Il nous faut expliquer la réalité de notre religion et rappeler la richesse de la civilisation musulmane.

Il y a plusieurs projets en cours qui sont tous liés.

Ils visent d’abord à donner une nouvelle impulsion à la Grande Mosquée de Paris, qui doit redevenir un acteur central de l’islam de France.

Ils ambitionnent également à hisser le niveau de notre offre théologique.

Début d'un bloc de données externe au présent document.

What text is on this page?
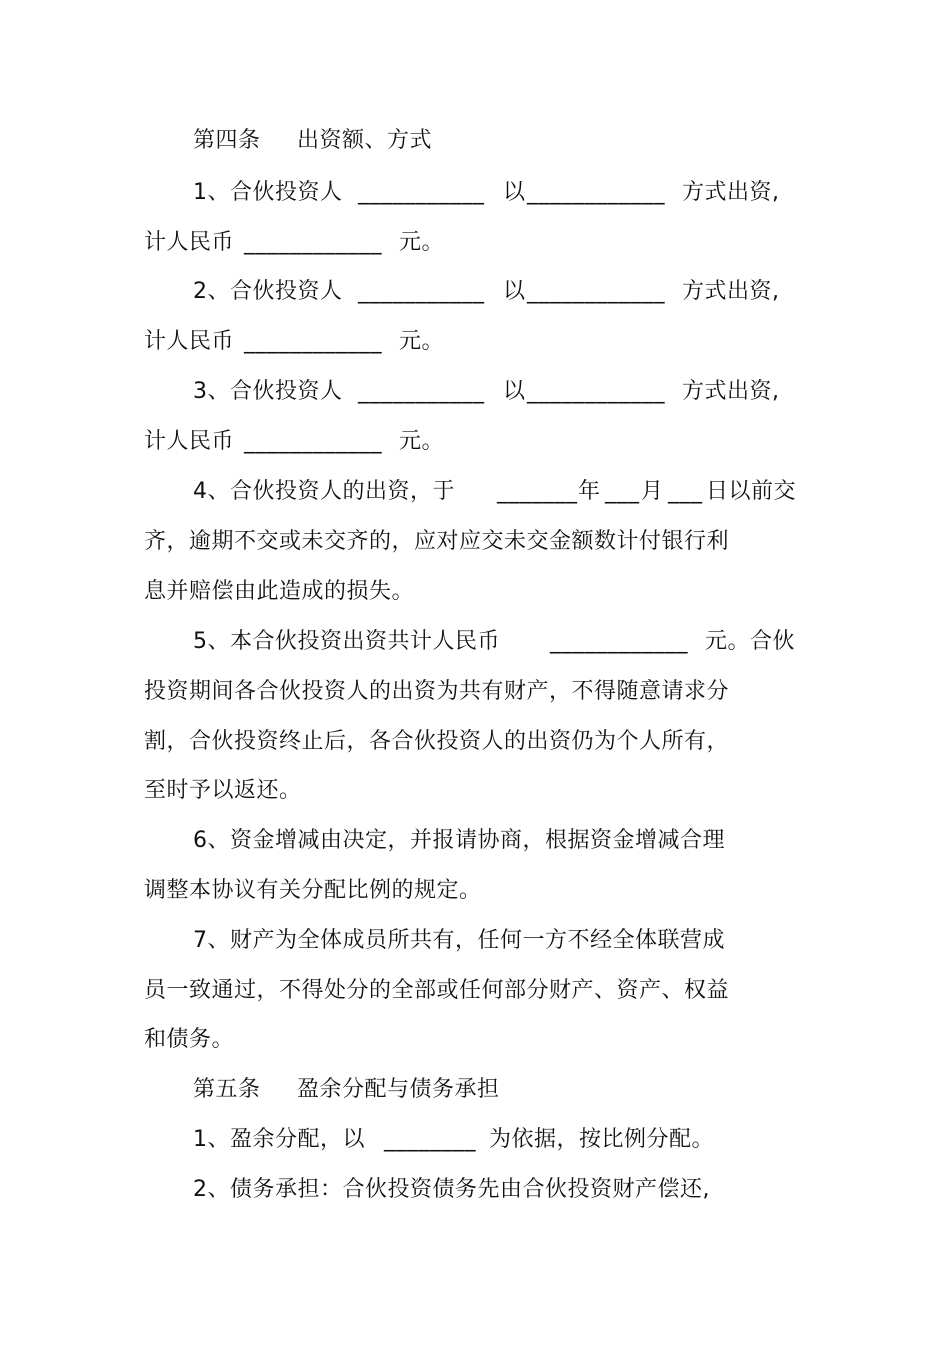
第四条 出资额、方式
1、合伙投资人 ___________ 以 ____________ 方式出资,
计人民币 ____________ 元。
2、合伙投资人 ___________ 以 ____________ 方式出资,
计人民币 ____________ 元。
3、合伙投资人 ___________ 以 ____________ 方式出资,
计人民币 ____________ 元。
4、合伙投资人的出资，于 _______ 年 ___ 月 ___ 日以前交
齐，逾期不交或未交齐的，应对应交未交金额数计付银行利
息并赔偿由此造成的损失。
5、本合伙投资出资共计人民币 ____________ 元。合伙
投资期间各合伙投资人的出资为共有财产，不得随意请求分
割，合伙投资终止后，各合伙投资人的出资仍为个人所有，
至时予以返还。
6、资金增减由决定，并报请协商，根据资金增减合理
调整本协议有关分配比例的规定。
7、财产为全体成员所共有，任何一方不经全体联营成
员一致通过，不得处分的全部或任何部分财产、资产、权益
和债务。
第五条 盈余分配与债务承担
1、盈余分配，以 ________ 为依据，按比例分配。
2、债务承担：合伙投资债务先由合伙投资财产偿还,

En d’autres termes nous devons être à la hauteur des attentes légitimes pour satisfaire, à la fois, aux demandes des croyants, mais aussi pour représenter notre religion avec sérieux et dignité.

Enfin, il est question de défendre les intérêts moraux de notre communauté et de ne laisser personne bafouer ses droits.

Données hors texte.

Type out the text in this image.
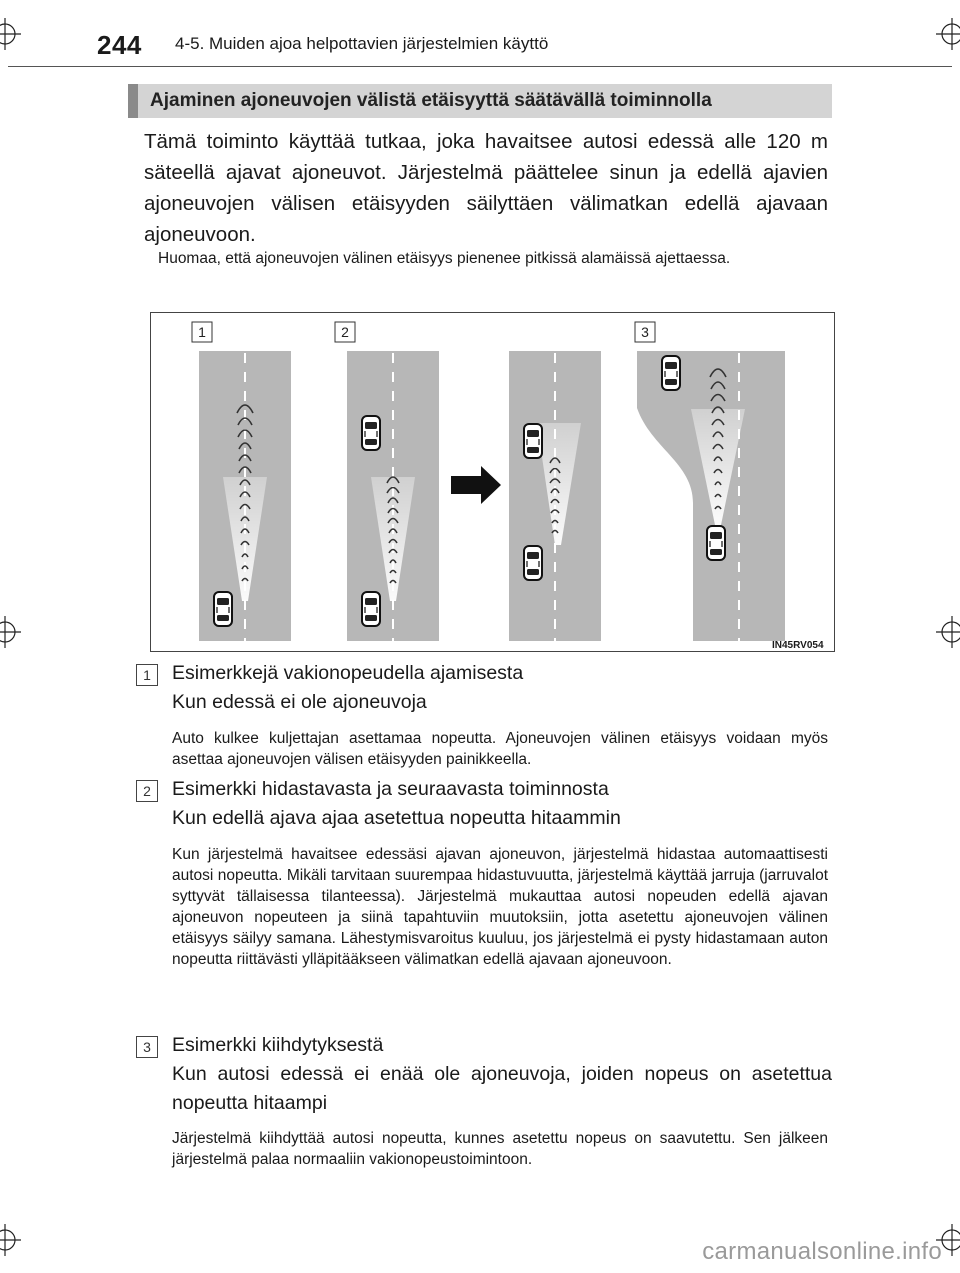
244 4-5. Muiden ajoa helpottavien järjestelmien käyttö
Ajaminen ajoneuvojen välistä etäisyyttä säätävällä toiminnolla
Tämä toiminto käyttää tutkaa, joka havaitsee autosi edessä alle 120 m säteellä ajavat ajoneuvot. Järjestelmä päättelee sinun ja edellä ajavien ajoneuvojen välisen etäisyyden säilyttäen välimatkan edellä ajavaan ajoneuvoon.
Huomaa, että ajoneuvojen välinen etäisyys pienenee pitkissä alamäissä ajettaessa.
1	2	3
IN45RV054
1	Esimerkkejä vakionopeudella ajamisesta
Kun edessä ei ole ajoneuvoja
Auto kulkee kuljettajan asettamaa nopeutta. Ajoneuvojen välinen etäisyys voidaan myös asettaa ajoneuvojen välisen etäisyyden painikkeella.
2	Esimerkki hidastavasta ja seuraavasta toiminnosta
Kun edellä ajava ajaa asetettua nopeutta hitaammin
Kun järjestelmä havaitsee edessäsi ajavan ajoneuvon, järjestelmä hidastaa automaattisesti autosi nopeutta. Mikäli tarvitaan suurempaa hidastuvuutta, järjestelmä käyttää jarruja (jarruvalot syttyvät tällaisessa tilanteessa). Järjestelmä mukauttaa autosi nopeuden edellä ajavan ajoneuvon nopeuteen ja siinä tapahtuviin muutoksiin, jotta asetettu ajoneuvojen välinen etäisyys säilyy samana. Lähestymisvaroitus kuuluu, jos järjestelmä ei pysty hidastamaan auton nopeutta riittävästi ylläpitääkseen välimatkan edellä ajavaan ajoneuvoon.
3	Esimerkki kiihdytyksestä
Kun autosi edessä ei enää ole ajoneuvoja, joiden nopeus on asetettua nopeutta hitaampi
Järjestelmä kiihdyttää autosi nopeutta, kunnes asetettu nopeus on saavutettu. Sen jälkeen järjestelmä palaa normaaliin vakionopeustoimintoon.
carmanualsonline.info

À ce sujet, notre action doit être claire : nous devons être irréprochables et proposer une excellente image de notre religion, mais aussi être intraitables et ne laisser personne piétiner la dignité des musulmans.

Ce sont tous ces messages que je souhaiterais vous voir transmettre aux fidèles.

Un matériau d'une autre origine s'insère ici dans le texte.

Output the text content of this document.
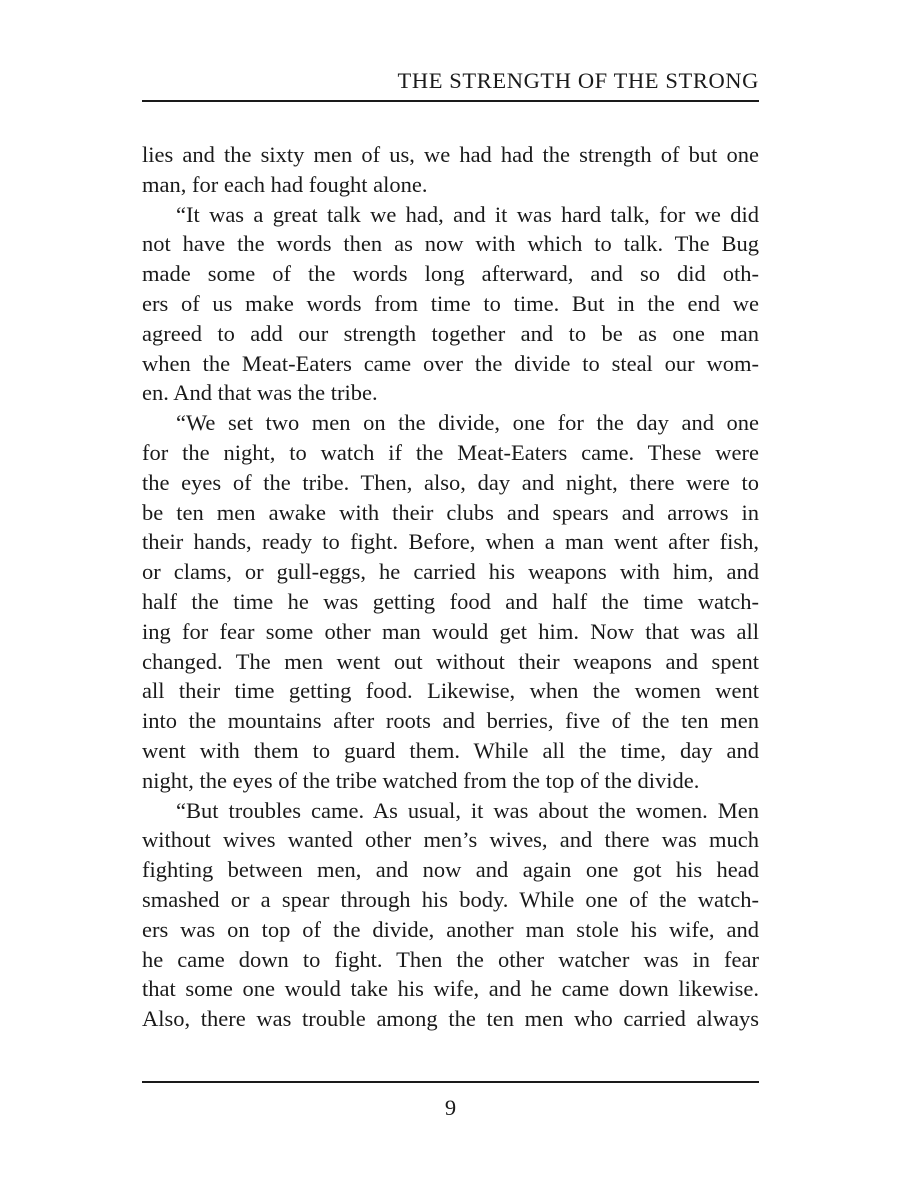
THE STRENGTH OF THE STRONG
lies and the sixty men of us, we had had the strength of but one
man, for each had fought alone.
“It was a great talk we had, and it was hard talk, for we did
not have the words then as now with which to talk. The Bug
made some of the words long afterward, and so did oth-
ers of us make words from time to time. But in the end we
agreed to add our strength together and to be as one man
when the Meat-Eaters came over the divide to steal our wom-
en. And that was the tribe.
“We set two men on the divide, one for the day and one
for the night, to watch if the Meat-Eaters came. These were
the eyes of the tribe. Then, also, day and night, there were to
be ten men awake with their clubs and spears and arrows in
their hands, ready to fight. Before, when a man went after fish,
or clams, or gull-eggs, he carried his weapons with him, and
half the time he was getting food and half the time watch-
ing for fear some other man would get him. Now that was all
changed. The men went out without their weapons and spent
all their time getting food. Likewise, when the women went
into the mountains after roots and berries, five of the ten men
went with them to guard them. While all the time, day and
night, the eyes of the tribe watched from the top of the divide.
“But troubles came. As usual, it was about the women. Men
without wives wanted other men’s wives, and there was much
fighting between men, and now and again one got his head
smashed or a spear through his body. While one of the watch-
ers was on top of the divide, another man stole his wife, and
he came down to fight. Then the other watcher was in fear
that some one would take his wife, and he came down likewise.
Also, there was trouble among the ten men who carried always
9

Avec bienveillance et pédagogie, nous devons expliquer les enjeux de notre époque et aider la communauté à vivre en harmonie avec la société.

Pour ce faire, je vous invite à vous inspirer de la charte des imams que nous avons diffusée pour inclure dans vos dourouss et khotba des enseignements tirés de notre belle religion, pour inciter nos coreligionnaires – notamment la jeunesse – à privilégier « l’ordonnance du bien et l’interdiction du mal », en arabe : « الأمر بالمعروف والنهي عن المنكر »

Vous savez mes chers frères que l’islam repose sur ces deux principes.

Ordonner le bien et proscrire le mal.

Ordonner le bien d’abord pour soi-même, c’est-à-dire avoir cette exigence de répandre le bien, ensuite l’enseigner, l’encourager dans son entourage et le diffuser encore et encore.

Et évidemment proscrire le mal.

Lutter en premier lieu contre ses propres démons et transmettre cela autour de soi-même.

Il convient de lutter contre les mauvaises intentions, les mauvaises paroles et les mauvais actes.

Ainsi il nous appartient à tous, collectivement, de sublimer notre belle religion, souvent méconnue, dévoyée et maltraitée par des gens qui pourtant s’en réclament. 

Notre responsabilité nous incombe à veiller à la préservation de l’éthique musulmane, car c’est elle qui doit guider nos actions en chaque instant.

Pour conclure, je veux vous dire que la Grande Mosquée de Paris, que j’ai l’honneur de diriger, compte sur vous et sur votre mobilisation.

Mais elle restera, et moi le premier, toujours à votre écoute.

N’hésitez pas à faire part de vos remarques et à partager vos idées.

Je serai attentif à vos observations et à vos propositions. C’est un travail d’équipe que nous sommes en train de réaliser.

Je vous souhaite à tous du succès dans vos missions.

Qu’Allah guide nos pas et nos actions afin que nous puissions atteindre nos objectifs, servir notre religion et notre communauté avec sérieux et dignité et ainsi être au service de notre culte.

Wa Assalamou Alaykoum Wa Rahmatou Allah.